Il docente legge ad alta voce un brano tratto da “Così sei fatto tu” (Pellai, 2015) e, dallo stesso testo, tre situazioni in cui i protagonisti non si stimano e rispettano reciprocamente. Si può trovare il materiale proposto qui. Il docente chiede agli studenti di scrivere quali sono le emozioni che il brano e le situazioni hanno suscitato in loro e quali possono essere state le cause scatenanti. Successivamente, chiede ai ragazzi di formulare una propria definizione di bullismo, violenza e omofobia e di discutere in coppia (o in piccolo gruppo) ogni situazione, condividere le emozioni provate, confrontare le definizioni elaborate e pensare ad una possibile soluzione per aiutare le persone a cui non sono stati garantiti stima e rispetto in ciascuna delle vicende.

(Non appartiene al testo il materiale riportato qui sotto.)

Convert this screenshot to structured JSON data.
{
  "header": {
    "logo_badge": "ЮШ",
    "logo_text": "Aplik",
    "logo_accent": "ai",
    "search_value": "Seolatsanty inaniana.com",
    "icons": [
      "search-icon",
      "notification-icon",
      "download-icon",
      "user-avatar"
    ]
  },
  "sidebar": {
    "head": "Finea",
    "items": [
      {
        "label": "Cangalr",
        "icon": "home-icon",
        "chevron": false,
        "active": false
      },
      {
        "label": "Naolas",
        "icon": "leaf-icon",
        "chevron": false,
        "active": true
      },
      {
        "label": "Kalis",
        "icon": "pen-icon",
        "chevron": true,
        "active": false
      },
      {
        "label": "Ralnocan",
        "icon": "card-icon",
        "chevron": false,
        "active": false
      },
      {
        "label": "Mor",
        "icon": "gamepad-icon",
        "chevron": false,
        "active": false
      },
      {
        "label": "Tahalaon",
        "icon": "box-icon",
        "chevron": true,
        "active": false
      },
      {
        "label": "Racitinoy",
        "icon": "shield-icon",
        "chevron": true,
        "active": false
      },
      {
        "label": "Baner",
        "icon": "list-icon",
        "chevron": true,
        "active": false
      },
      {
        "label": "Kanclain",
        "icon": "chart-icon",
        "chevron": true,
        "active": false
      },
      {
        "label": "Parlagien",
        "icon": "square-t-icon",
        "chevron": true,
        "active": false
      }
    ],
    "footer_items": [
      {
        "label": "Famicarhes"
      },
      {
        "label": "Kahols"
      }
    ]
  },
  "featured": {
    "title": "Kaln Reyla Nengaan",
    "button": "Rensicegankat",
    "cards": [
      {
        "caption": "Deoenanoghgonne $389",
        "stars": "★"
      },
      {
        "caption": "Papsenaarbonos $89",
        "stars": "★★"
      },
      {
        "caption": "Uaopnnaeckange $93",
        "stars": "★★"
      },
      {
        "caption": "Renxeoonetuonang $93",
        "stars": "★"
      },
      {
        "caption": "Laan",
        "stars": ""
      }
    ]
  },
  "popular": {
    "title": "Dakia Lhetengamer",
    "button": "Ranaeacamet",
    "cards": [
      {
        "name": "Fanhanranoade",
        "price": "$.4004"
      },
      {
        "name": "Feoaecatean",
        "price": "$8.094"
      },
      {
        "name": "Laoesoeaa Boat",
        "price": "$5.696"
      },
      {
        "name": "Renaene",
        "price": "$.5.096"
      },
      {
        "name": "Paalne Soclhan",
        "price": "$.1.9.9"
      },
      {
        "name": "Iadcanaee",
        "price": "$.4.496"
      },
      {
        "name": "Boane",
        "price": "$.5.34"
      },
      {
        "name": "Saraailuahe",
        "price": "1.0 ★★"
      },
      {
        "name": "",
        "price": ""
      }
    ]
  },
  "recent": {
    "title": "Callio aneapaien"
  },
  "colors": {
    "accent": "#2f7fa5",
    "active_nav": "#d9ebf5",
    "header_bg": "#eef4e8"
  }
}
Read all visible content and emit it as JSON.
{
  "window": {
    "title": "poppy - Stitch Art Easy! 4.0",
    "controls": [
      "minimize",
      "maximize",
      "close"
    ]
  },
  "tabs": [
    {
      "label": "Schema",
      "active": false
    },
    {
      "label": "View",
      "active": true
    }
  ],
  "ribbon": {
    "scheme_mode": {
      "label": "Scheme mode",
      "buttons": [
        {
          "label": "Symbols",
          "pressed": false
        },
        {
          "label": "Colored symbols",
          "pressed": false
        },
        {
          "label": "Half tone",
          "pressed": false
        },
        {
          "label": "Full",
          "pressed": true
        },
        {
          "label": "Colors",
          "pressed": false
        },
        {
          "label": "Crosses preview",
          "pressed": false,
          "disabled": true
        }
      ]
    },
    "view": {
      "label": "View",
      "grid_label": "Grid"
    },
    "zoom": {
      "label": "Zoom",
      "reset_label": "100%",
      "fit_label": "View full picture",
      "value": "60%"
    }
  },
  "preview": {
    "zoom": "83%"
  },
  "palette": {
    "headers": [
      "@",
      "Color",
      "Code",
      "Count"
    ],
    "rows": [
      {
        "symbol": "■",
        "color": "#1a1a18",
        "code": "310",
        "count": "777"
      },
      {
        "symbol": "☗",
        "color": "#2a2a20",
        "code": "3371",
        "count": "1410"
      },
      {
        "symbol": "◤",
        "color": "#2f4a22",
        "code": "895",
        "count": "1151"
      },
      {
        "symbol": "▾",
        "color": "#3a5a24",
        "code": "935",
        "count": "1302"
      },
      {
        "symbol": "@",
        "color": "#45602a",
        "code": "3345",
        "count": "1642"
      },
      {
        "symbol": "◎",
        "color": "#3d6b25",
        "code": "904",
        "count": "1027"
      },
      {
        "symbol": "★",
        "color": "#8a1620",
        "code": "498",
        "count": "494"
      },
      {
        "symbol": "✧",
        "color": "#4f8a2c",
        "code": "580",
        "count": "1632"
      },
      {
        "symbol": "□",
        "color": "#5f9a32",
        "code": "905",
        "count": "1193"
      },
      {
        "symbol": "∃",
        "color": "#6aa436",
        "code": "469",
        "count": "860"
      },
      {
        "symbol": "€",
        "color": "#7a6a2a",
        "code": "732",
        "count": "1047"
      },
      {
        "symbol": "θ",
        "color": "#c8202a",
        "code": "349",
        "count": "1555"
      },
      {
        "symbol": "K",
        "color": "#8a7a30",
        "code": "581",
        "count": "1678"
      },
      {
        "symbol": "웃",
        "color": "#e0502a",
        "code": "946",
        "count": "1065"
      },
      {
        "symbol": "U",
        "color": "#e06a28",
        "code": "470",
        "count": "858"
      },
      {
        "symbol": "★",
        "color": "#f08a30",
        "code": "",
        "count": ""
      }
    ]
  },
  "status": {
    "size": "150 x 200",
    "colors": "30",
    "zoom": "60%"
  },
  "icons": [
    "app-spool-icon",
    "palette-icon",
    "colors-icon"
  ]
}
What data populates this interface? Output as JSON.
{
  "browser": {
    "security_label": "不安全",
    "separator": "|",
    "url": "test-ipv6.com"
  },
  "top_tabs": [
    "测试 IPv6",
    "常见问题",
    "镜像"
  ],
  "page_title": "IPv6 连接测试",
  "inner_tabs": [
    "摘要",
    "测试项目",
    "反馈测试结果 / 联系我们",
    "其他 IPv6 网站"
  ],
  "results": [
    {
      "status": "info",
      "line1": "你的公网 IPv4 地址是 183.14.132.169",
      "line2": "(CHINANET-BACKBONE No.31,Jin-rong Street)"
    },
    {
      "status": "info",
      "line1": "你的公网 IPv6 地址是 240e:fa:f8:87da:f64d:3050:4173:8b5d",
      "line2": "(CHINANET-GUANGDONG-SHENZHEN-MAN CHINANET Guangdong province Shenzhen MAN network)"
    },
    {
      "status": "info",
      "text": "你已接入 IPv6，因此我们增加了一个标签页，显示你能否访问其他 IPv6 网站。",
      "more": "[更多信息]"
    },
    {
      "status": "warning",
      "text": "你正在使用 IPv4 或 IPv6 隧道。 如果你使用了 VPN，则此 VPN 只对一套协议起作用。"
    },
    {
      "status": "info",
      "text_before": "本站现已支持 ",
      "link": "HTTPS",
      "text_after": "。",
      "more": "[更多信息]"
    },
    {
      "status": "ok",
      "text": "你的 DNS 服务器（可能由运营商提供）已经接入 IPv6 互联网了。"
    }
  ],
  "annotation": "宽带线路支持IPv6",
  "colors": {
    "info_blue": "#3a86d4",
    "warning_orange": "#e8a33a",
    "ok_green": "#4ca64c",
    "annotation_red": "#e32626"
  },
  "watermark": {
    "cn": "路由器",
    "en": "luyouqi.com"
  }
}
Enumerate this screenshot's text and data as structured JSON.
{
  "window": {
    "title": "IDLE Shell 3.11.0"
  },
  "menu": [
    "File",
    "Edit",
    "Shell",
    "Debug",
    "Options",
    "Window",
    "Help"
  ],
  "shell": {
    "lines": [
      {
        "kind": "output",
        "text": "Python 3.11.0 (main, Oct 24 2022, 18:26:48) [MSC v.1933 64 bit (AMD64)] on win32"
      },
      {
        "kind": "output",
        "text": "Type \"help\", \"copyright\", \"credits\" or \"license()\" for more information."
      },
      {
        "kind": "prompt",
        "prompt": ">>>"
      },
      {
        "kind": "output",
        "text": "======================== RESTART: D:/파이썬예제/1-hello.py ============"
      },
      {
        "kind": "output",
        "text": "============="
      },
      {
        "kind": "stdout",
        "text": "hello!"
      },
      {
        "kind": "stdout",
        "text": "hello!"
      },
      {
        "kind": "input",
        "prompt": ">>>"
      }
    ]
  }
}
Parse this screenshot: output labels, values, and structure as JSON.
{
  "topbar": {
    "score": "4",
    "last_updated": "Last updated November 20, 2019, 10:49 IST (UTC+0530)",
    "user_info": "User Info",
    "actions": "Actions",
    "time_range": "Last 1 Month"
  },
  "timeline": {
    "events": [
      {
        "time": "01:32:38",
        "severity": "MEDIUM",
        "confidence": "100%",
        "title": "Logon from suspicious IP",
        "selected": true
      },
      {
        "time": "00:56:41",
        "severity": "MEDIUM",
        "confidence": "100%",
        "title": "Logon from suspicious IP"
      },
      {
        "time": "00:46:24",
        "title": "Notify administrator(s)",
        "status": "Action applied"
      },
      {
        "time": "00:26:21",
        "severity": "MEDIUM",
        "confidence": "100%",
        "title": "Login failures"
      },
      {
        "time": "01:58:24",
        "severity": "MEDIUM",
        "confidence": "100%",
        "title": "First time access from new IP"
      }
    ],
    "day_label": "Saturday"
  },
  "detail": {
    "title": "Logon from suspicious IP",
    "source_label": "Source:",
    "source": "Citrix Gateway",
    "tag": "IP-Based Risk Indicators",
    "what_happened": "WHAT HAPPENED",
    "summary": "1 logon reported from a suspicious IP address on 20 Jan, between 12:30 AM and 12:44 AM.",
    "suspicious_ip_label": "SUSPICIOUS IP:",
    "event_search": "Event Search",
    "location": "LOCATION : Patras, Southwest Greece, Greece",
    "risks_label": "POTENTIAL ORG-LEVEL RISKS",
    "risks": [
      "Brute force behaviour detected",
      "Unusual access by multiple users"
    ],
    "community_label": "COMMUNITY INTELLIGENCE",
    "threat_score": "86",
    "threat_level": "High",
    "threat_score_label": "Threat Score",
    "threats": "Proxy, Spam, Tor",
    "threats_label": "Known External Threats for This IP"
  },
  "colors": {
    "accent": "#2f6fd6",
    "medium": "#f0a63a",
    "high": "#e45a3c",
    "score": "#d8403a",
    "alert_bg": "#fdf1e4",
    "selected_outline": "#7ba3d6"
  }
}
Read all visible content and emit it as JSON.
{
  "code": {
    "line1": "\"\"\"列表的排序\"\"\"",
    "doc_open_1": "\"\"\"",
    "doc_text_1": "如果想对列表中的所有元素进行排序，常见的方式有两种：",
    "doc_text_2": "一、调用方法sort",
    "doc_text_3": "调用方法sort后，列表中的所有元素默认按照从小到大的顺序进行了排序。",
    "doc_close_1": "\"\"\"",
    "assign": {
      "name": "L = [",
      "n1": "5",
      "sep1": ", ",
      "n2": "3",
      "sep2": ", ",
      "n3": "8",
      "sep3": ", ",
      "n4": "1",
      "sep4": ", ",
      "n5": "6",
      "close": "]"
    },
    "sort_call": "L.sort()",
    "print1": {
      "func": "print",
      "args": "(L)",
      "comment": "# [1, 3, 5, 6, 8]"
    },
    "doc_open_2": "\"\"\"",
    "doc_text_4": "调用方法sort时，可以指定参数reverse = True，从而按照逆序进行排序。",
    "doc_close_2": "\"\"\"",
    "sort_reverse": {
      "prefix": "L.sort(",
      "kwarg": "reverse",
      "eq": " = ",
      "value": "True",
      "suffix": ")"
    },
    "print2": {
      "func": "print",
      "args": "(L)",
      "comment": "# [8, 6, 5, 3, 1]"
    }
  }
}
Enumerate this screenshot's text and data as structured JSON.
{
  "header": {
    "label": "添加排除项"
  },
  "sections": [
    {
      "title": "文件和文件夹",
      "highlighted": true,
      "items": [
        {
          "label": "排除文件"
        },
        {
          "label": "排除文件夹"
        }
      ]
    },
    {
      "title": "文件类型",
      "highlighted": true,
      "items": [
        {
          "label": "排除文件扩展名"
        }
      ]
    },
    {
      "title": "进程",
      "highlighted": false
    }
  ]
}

Fase 2. Accettare se stessi

Gli studenti, a coppie, hanno il compito di riflettere sulle proprie e altrui qualità. A turno, i ragazzi esprimono ciò che stimano l’uno dell’altro e, sempre a turno, ciò che apprezzano in loro stessi. In un secondo momento di riflessione, il docente chiede ad ogni alunno di riferire le cose che lo rendono diverso dal proprio compagno e le cose che rendono quest’ultimo diverso da sé. In questo modo, i ragazzi comprendono che le diversità fanno parte delle qualità di ogni individuo e che ognuno può essere come desidera essere, senza fingere o imitare gli altri. Ne giova l’intero clima di classe. Si possono trovare altre attività per gli studenti qui.

Fase 3. La costruzione di una visione di sé

Utilizzando le schede tratte da “Disegnare le emozioni” che si trovano qui, gli studenti possono scegliere di completare una delle seguenti attività:

  • disegnare nei quadri ciò che veramente si apprezza di se stessi e che merita di essere incorniciato. Riflettere sul riconoscimento negativo (biasimo) o positivo (approvazione) da parte propria e altrui di tali qualità.

  • scrivere nelle sezioni di luce e ombra rispettivamente le qualità che si mostrano e quelle che vengono tenute nascoste (sia qualità positive, che aspetti non graditi). Considerare i motivi per cui alcune qualità sono in ombra e immaginare cosa accadrebbe qualora dovessero venire esposte. 

Verifica, valutazione, monitoraggio Essendo il percorso di apprendimento, di fatto, un percorso interiore, agli studenti viene chiesto di autovalutarsi in base alla gestione delle emozioni, al confronto con i compagni e all’espressione del proprio sé.